To więcej niż spółka zarobiła przez ostatnie 4 lata. Jej zarząd, aby zdobyć resztę środków potrzebnych na sfinansowanie przedsięwzięcia, planuje zaciągnięcie kredytu lub emisję akcji. Prace będą przebiegać w dwóch etapach. Pierwszy obejmie dokończenie badań i testów. – Prowadzimy je całkowicie za własne pieniądze już od ponad roku. Teraz chodzi głównie o uzyskanie certyfikatów niezależnych instytucji – tłumaczy Marek Milczarek, prezes ZUK Stąporków. Od powodzenia tych działań zależeć będzie przyznanie kolejnych transz dofinansowania na drugi etap, czyli budowę hal produkcyjnych, gdzie wyrabiany będzie pellet. – Myślę, że produkcja na dobre powinna ruszyć w połowie przyszłego roku. Już teraz dostajemy zapytania od potencjalnych klientów – zapewnia Milczarek. Paliwo ma znaleźć odbiorców głównie wśród osób posiadających domowe kotłownie, dla których będzie to alternatywa wobec ekogroszku (rodzaj miału węglowego).

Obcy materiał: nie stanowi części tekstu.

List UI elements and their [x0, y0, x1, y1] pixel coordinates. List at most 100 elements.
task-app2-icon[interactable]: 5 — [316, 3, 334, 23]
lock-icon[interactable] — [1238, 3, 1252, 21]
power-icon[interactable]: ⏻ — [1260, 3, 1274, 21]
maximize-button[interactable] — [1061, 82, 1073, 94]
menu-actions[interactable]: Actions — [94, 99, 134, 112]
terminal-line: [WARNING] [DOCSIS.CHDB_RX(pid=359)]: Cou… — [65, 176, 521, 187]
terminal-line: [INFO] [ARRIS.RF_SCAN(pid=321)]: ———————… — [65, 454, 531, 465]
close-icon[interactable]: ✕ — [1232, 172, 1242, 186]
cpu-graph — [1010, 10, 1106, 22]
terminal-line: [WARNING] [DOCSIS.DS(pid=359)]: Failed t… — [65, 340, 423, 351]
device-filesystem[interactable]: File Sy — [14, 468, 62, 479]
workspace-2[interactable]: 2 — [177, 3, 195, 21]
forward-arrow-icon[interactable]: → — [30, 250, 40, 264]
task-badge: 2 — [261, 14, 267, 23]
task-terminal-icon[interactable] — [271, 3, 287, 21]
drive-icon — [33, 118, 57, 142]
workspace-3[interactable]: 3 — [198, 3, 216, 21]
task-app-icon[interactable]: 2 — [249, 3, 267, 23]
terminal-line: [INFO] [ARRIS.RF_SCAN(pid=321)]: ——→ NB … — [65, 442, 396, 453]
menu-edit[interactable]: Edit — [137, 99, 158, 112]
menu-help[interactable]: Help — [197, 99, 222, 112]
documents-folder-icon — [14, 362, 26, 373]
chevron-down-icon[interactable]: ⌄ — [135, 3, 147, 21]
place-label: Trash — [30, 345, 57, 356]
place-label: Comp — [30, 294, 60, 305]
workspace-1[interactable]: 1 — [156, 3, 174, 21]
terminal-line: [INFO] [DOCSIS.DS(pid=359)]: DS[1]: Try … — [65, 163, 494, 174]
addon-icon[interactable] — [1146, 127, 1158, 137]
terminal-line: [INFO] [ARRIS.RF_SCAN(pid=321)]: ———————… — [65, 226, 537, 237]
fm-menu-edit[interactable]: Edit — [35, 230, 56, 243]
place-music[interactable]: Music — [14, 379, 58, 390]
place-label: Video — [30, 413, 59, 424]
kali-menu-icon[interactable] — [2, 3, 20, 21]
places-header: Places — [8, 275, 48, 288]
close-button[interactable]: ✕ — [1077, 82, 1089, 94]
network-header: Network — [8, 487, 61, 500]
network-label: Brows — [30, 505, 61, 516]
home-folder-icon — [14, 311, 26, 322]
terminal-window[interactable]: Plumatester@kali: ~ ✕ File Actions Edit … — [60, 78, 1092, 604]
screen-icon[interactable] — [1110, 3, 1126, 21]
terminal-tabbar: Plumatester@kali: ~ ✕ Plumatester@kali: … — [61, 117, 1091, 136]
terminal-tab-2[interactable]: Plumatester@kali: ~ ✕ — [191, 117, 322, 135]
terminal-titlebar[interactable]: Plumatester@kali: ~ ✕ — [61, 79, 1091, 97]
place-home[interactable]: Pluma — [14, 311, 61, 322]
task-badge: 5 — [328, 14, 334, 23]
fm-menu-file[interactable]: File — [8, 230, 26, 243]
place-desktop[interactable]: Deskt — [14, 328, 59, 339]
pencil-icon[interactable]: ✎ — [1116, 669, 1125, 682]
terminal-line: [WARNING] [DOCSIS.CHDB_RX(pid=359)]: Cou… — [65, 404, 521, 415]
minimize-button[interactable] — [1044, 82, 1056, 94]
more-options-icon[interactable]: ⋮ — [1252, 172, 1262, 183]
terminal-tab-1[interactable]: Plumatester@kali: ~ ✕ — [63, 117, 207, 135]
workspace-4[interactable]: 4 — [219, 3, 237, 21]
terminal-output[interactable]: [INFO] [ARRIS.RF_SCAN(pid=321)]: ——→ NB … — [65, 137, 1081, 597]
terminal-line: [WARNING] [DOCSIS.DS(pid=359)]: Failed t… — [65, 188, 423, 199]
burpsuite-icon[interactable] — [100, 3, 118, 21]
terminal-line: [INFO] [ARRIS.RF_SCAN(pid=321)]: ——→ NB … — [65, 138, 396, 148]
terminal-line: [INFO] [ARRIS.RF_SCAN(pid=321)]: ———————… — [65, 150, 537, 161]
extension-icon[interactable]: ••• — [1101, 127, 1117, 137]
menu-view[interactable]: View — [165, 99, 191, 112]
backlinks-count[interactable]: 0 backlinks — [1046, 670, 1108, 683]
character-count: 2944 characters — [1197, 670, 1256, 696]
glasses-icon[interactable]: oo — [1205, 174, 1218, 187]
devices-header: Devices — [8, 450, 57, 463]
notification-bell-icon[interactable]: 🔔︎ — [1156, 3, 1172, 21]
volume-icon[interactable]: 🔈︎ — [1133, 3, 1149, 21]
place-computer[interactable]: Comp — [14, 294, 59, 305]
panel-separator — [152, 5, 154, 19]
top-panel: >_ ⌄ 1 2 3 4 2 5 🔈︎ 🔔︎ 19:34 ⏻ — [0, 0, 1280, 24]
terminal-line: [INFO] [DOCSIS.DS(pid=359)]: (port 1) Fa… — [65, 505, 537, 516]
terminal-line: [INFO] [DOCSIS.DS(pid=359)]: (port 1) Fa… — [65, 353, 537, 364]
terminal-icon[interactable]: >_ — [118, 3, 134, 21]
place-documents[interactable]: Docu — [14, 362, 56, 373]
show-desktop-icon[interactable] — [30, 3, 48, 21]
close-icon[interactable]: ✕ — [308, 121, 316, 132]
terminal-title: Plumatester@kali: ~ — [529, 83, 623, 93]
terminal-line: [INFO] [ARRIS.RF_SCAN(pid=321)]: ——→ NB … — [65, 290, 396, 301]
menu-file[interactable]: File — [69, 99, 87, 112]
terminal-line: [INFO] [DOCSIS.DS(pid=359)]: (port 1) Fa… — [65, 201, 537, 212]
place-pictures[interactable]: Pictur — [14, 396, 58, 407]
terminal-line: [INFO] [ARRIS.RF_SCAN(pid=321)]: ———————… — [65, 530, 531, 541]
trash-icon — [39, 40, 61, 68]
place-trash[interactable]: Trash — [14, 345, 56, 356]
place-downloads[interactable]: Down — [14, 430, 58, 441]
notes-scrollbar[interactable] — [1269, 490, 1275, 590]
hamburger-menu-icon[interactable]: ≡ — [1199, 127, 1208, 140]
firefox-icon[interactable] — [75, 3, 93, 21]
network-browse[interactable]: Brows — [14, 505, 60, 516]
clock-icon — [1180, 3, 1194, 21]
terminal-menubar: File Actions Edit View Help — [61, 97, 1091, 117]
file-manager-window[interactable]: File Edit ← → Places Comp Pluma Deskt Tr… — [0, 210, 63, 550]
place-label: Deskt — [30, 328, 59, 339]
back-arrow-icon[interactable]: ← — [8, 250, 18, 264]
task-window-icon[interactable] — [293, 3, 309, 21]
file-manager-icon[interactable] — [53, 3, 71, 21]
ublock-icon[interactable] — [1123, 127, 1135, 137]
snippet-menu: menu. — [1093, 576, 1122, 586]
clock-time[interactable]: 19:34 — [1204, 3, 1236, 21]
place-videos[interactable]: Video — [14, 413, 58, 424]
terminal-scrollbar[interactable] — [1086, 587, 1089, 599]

– Przewagą pelletu jest przede wszystkim łatwość transportu i użytkowania – zapewnia Milczarek. Zdaniem zarządu konkurencja na rynku jest niewielka. – Z naszych informacji wynika, że żadna firma nie zajmuje się tym obecnie na dużą skalę – mówi prezes. Spółka chce też w niedalekiej przyszłości produkować i sprzedawać również całe linie do wyrobu pelletu.
W perspektywie dwóch-trzech lat nowy obszar działalności może mieć, według zarządu, nawet 30-proc. udział w obrotach przedsiębiorstwa. Oznaczałoby to, że firma liczy na sprzedaż pelletu i maszyn do jego wyrobu na poziomie 15–20 mln zł rocznie.